Regarding Athenaze, I remember reading in TextKit that it ain't "Fun with **** and Jane". Boy is that true. I'm working though the account of Pericles' speech urging the Athenians to go to war with the Lacedaemonians. For example, if you don't understand that ἀφίημι can mean a number of different things (and they are all used in the same reading), you get lost. Now it turns out that a lot gets explained in the grammar after the readings, but it makes for tough slogging to get there. That's not, BTW, a reason not to use the text to learn. It's very good and the stories are interesting.

It was at this point where I decided to take a break from Athenaze and try doing some reading without necessarily having to work out the Greek -- my take on Krashen's foreign language acquisition based on "comprehensible input". At first I figured that "Easy Selections Adapted from Xenophon" might do the trick. Putting aside mwh's objection that you're doing yourself no favors by reading Greek that has been rearranged in English word order, in the end, I didn't find that it was "comprehensible input" either. Unless you have experience building a pontoon bridge starting with animals on the hoof, for example, the meaning itself is foreign. For one passage Mather and Hewitt have a diagram with labels a-j to help you understand what Xenophon is talking about. The "Easy Selections" book offers little help. In one other case, I found Xenophon's original text easier to understand because the "Easy Selections" left out the motivation which would have made the passage easier to understand.

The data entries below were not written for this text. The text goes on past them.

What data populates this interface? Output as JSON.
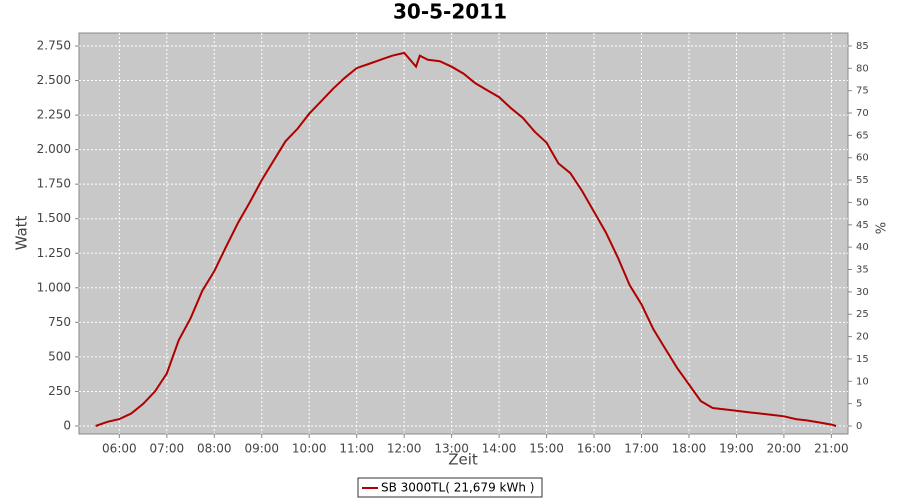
{
  "chart_data": {
    "type": "line",
    "title": "30-5-2011",
    "x_label": "Zeit",
    "y_label": "Watt",
    "y2_label": "%",
    "x": [
      5.5,
      5.75,
      6,
      6.25,
      6.5,
      6.75,
      7,
      7.25,
      7.5,
      7.75,
      8,
      8.25,
      8.5,
      8.75,
      9,
      9.25,
      9.5,
      9.75,
      10,
      10.25,
      10.5,
      10.75,
      11,
      11.25,
      11.5,
      11.75,
      12,
      12.25,
      12.33,
      12.5,
      12.75,
      13,
      13.25,
      13.5,
      13.75,
      14,
      14.25,
      14.5,
      14.75,
      15,
      15.25,
      15.5,
      15.75,
      16,
      16.25,
      16.5,
      16.75,
      17,
      17.25,
      17.5,
      17.75,
      18,
      18.25,
      18.5,
      18.75,
      19,
      19.25,
      19.5,
      19.75,
      20,
      20.25,
      20.5,
      20.75,
      21,
      21.1
    ],
    "series": [
      {
        "name": "SB 3000TL( 21,679 kWh )",
        "color": "#b00000",
        "values": [
          0,
          30,
          50,
          90,
          160,
          250,
          380,
          620,
          780,
          980,
          1120,
          1300,
          1470,
          1620,
          1780,
          1920,
          2060,
          2150,
          2260,
          2350,
          2440,
          2520,
          2590,
          2620,
          2650,
          2680,
          2700,
          2600,
          2680,
          2650,
          2640,
          2600,
          2550,
          2480,
          2430,
          2380,
          2300,
          2230,
          2130,
          2050,
          1900,
          1830,
          1700,
          1550,
          1400,
          1220,
          1020,
          880,
          700,
          560,
          420,
          300,
          180,
          130,
          120,
          110,
          100,
          90,
          80,
          70,
          50,
          40,
          25,
          10,
          0
        ]
      }
    ],
    "xlim": [
      5.15,
      21.35
    ],
    "xticks": [
      {
        "value": 6,
        "label": "06:00"
      },
      {
        "value": 7,
        "label": "07:00"
      },
      {
        "value": 8,
        "label": "08:00"
      },
      {
        "value": 9,
        "label": "09:00"
      },
      {
        "value": 10,
        "label": "10:00"
      },
      {
        "value": 11,
        "label": "11:00"
      },
      {
        "value": 12,
        "label": "12:00"
      },
      {
        "value": 13,
        "label": "13:00"
      },
      {
        "value": 14,
        "label": "14:00"
      },
      {
        "value": 15,
        "label": "15:00"
      },
      {
        "value": 16,
        "label": "16:00"
      },
      {
        "value": 17,
        "label": "17:00"
      },
      {
        "value": 18,
        "label": "18:00"
      },
      {
        "value": 19,
        "label": "19:00"
      },
      {
        "value": 20,
        "label": "20:00"
      },
      {
        "value": 21,
        "label": "21:00"
      }
    ],
    "ylim": [
      -58,
      2844
    ],
    "yticks": [
      0,
      250,
      500,
      750,
      {
        "value": 1000,
        "label": "1.000"
      },
      {
        "value": 1250,
        "label": "1.250"
      },
      {
        "value": 1500,
        "label": "1.500"
      },
      {
        "value": 1750,
        "label": "1.750"
      },
      {
        "value": 2000,
        "label": "2.000"
      },
      {
        "value": 2250,
        "label": "2.250"
      },
      {
        "value": 2500,
        "label": "2.500"
      },
      {
        "value": 2750,
        "label": "2.750"
      }
    ],
    "y2lim": [
      -1.79,
      87.9
    ],
    "y2ticks": [
      0,
      5,
      10,
      15,
      20,
      25,
      30,
      35,
      40,
      45,
      50,
      55,
      60,
      65,
      70,
      75,
      80,
      85
    ],
    "grid": true,
    "legend": "bottom"
  }
}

"Thasymachus" is much better for "comprehensible input", but in the end the book moves too fast. You'd wish there would be a lot more reading material at each level. I do recommend the book -- it's fun -- but you've been forewarned that my copy fell apart almost immediately.

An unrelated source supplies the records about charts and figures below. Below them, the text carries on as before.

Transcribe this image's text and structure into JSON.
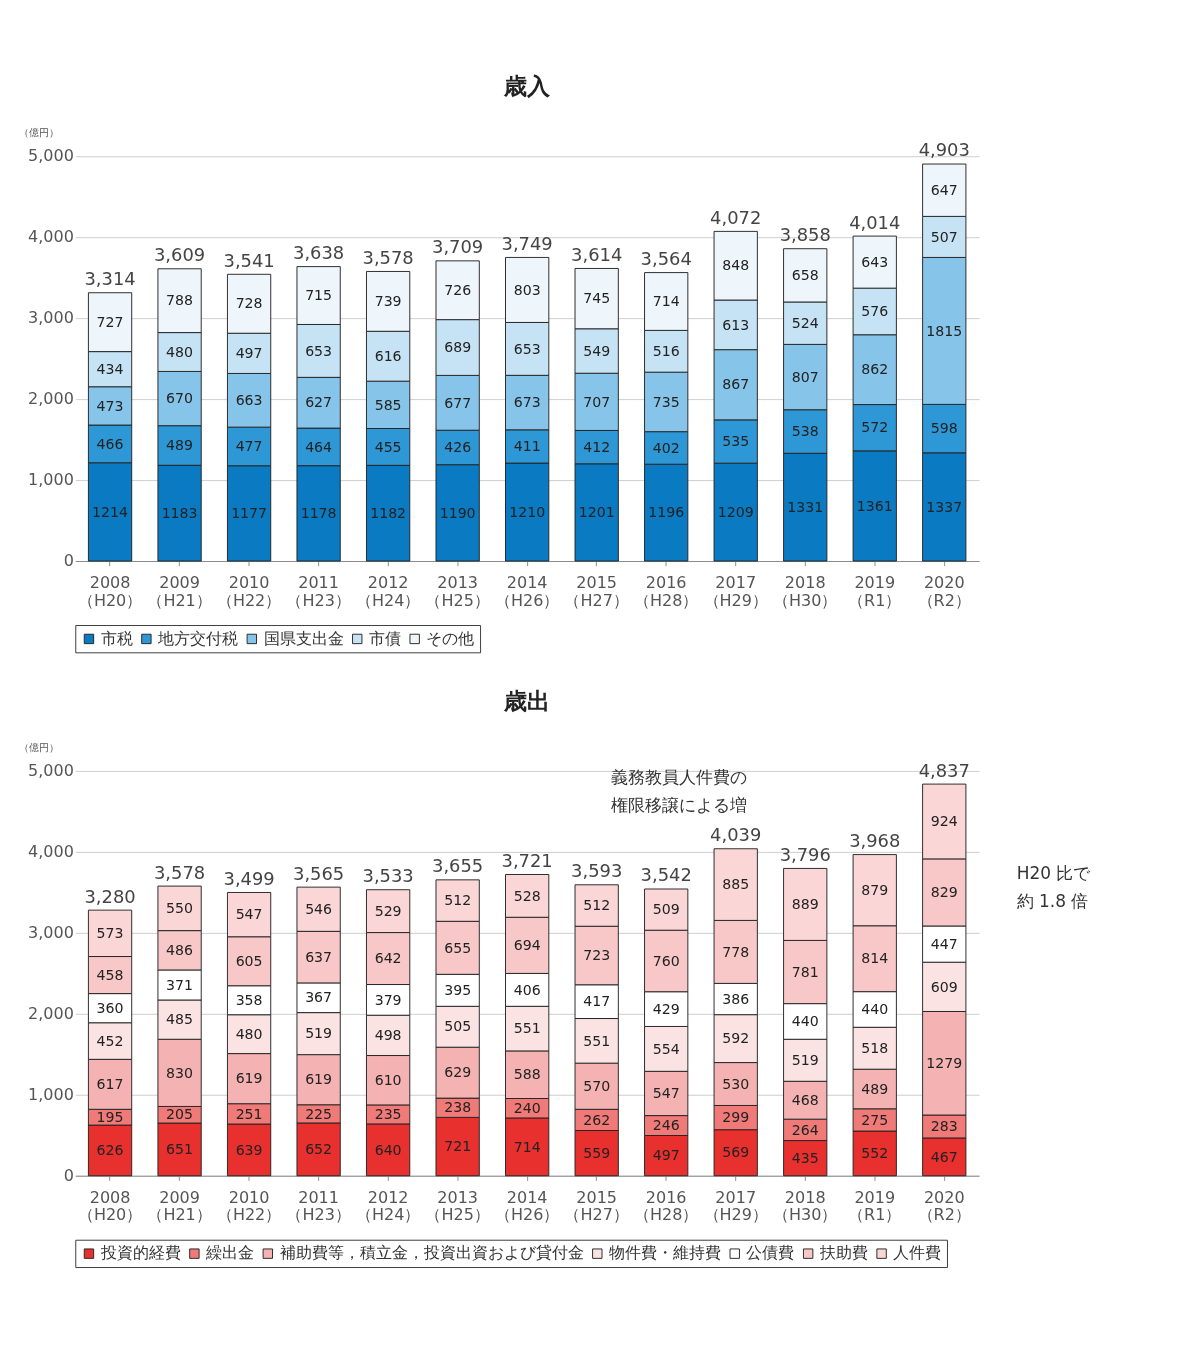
{
  "chart_data": [
    {
      "type": "bar",
      "stacked": true,
      "title": "歳入",
      "ylabel": "（億円）",
      "categories": [
        "2008\n（H20）",
        "2009\n（H21）",
        "2010\n（H22）",
        "2011\n（H23）",
        "2012\n（H24）",
        "2013\n（H25）",
        "2014\n（H26）",
        "2015\n（H27）",
        "2016\n（H28）",
        "2017\n（H29）",
        "2018\n（H30）",
        "2019\n（R1）",
        "2020\n（R2）"
      ],
      "series": [
        {
          "name": "市税",
          "color": "#0a7bc2",
          "values": [
            1214,
            1183,
            1177,
            1178,
            1182,
            1190,
            1210,
            1201,
            1196,
            1209,
            1331,
            1361,
            1337
          ]
        },
        {
          "name": "地方交付税",
          "color": "#2e97d6",
          "values": [
            466,
            489,
            477,
            464,
            455,
            426,
            411,
            412,
            402,
            535,
            538,
            572,
            598
          ]
        },
        {
          "name": "国県支出金",
          "color": "#86c4ea",
          "values": [
            473,
            670,
            663,
            627,
            585,
            677,
            673,
            707,
            735,
            867,
            807,
            862,
            1815
          ]
        },
        {
          "name": "市債",
          "color": "#c6e3f5",
          "values": [
            434,
            480,
            497,
            653,
            616,
            689,
            653,
            549,
            516,
            613,
            524,
            576,
            507
          ]
        },
        {
          "name": "その他",
          "color": "#eef6fc",
          "values": [
            727,
            788,
            728,
            715,
            739,
            726,
            803,
            745,
            714,
            848,
            658,
            643,
            647
          ]
        }
      ],
      "totals": [
        "3,314",
        "3,609",
        "3,541",
        "3,638",
        "3,578",
        "3,709",
        "3,749",
        "3,614",
        "3,564",
        "4,072",
        "3,858",
        "4,014",
        "4,903"
      ],
      "data_labels": true,
      "ylim": [
        0,
        5000
      ],
      "yticks": [
        0,
        {
          "value": 1000,
          "label": "1,000"
        },
        {
          "value": 2000,
          "label": "2,000"
        },
        {
          "value": 3000,
          "label": "3,000"
        },
        {
          "value": 4000,
          "label": "4,000"
        },
        {
          "value": 5000,
          "label": "5,000"
        }
      ],
      "grid": "y",
      "legend": "bottom"
    },
    {
      "type": "bar",
      "stacked": true,
      "title": "歳出",
      "ylabel": "（億円）",
      "categories": [
        "2008\n（H20）",
        "2009\n（H21）",
        "2010\n（H22）",
        "2011\n（H23）",
        "2012\n（H24）",
        "2013\n（H25）",
        "2014\n（H26）",
        "2015\n（H27）",
        "2016\n（H28）",
        "2017\n（H29）",
        "2018\n（H30）",
        "2019\n（R1）",
        "2020\n（R2）"
      ],
      "series": [
        {
          "name": "投資的経費",
          "color": "#e8302e",
          "values": [
            626,
            651,
            639,
            652,
            640,
            721,
            714,
            559,
            497,
            569,
            435,
            552,
            467
          ]
        },
        {
          "name": "繰出金",
          "color": "#ef7a78",
          "values": [
            195,
            205,
            251,
            225,
            235,
            238,
            240,
            262,
            246,
            299,
            264,
            275,
            283
          ]
        },
        {
          "name": "補助費等，積立金，投資出資および貸付金",
          "color": "#f4b3b2",
          "values": [
            617,
            830,
            619,
            619,
            610,
            629,
            588,
            570,
            547,
            530,
            468,
            489,
            1279
          ]
        },
        {
          "name": "物件費・維持費",
          "color": "#fbe3e3",
          "values": [
            452,
            485,
            480,
            519,
            498,
            505,
            551,
            551,
            554,
            592,
            519,
            518,
            609
          ]
        },
        {
          "name": "公債費",
          "color": "#ffffff",
          "values": [
            360,
            371,
            358,
            367,
            379,
            395,
            406,
            417,
            429,
            386,
            440,
            440,
            447
          ]
        },
        {
          "name": "扶助費",
          "color": "#f8c8c8",
          "values": [
            458,
            486,
            605,
            637,
            642,
            655,
            694,
            723,
            760,
            778,
            781,
            814,
            829
          ]
        },
        {
          "name": "人件費",
          "color": "#fbd6d6",
          "values": [
            573,
            550,
            547,
            546,
            529,
            512,
            528,
            512,
            509,
            885,
            889,
            879,
            924
          ]
        }
      ],
      "totals": [
        "3,280",
        "3,578",
        "3,499",
        "3,565",
        "3,533",
        "3,655",
        "3,721",
        "3,593",
        "3,542",
        "4,039",
        "3,796",
        "3,968",
        "4,837"
      ],
      "annotations": [
        {
          "text": "義務教員人件費の権限移譲による増",
          "x": "2017\n（H29）",
          "y": 4039
        },
        "H20 比で約 1.8 倍"
      ],
      "data_labels": true,
      "ylim": [
        0,
        5000
      ],
      "yticks": [
        0,
        {
          "value": 1000,
          "label": "1,000"
        },
        {
          "value": 2000,
          "label": "2,000"
        },
        {
          "value": 3000,
          "label": "3,000"
        },
        {
          "value": 4000,
          "label": "4,000"
        },
        {
          "value": 5000,
          "label": "5,000"
        }
      ],
      "grid": "y",
      "legend": "bottom"
    }
  ]
}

My current plans are still up in the air for when I finish Athenaze. Strictly Attic and Hellenistic until I return from Sicily. I do dip into Claxton from time to time to gauge where I'm at, but I might try reading a bit first before I fully dig in. I like Geoffrey Steadman's advice to use another commentary besides his when reading one of his books. He helps you though the reading; a more advanced commentary helps you appreciate what you're reading.

Right now that I'm back working on Athenaze, I'm thinking of reading Lucian's "Dialogues of the Gods" in parallel. Afterwards, I'm tempted to go with Steadman's Symposium. Soon afterwards I'll start on the Anabasis again, the unsimplified version. I'm trying to get a hold of Lee's "A Greek Army on the March: Soldiers and Survival in Xenophon's Anabasis". It seems to me that understanding the context better will make the text easier to understand. There are no library copies of the book in New Hampshire, but a friend associated with a university might be able to get it via inter-library loan. It could, of course, be my Christmas present....

Mark

Aetos
Textkit Member
Posts: 144
Joined: Sat May 19, 2018 6:04 pm

Re: Bowen's Advanced Greek Unseens

Post by Aetos » Sun Nov 11, 2018 3:16 pm

Hi Mark!
Thanks for the status report! I prefer hard copy myself. Aspirational books? I carried 2 in my overnight bag for 30 years: Pharr's Homeric Greek and Scudder's 2nd Year Latin! I'm happy to report I've achieved those 2 aspirations in retirement. Barrett's Hippolytos is now residing on my "aspirational bookshelf",along with Aeschylus' Agamemnon, the Odyssey and for when I get really good "Ἅρειος Πότηρ καὶ ἡ φιλοσόφου λίθος"!
Enjoy Italy!
P.S. I hope you get your Christmas present!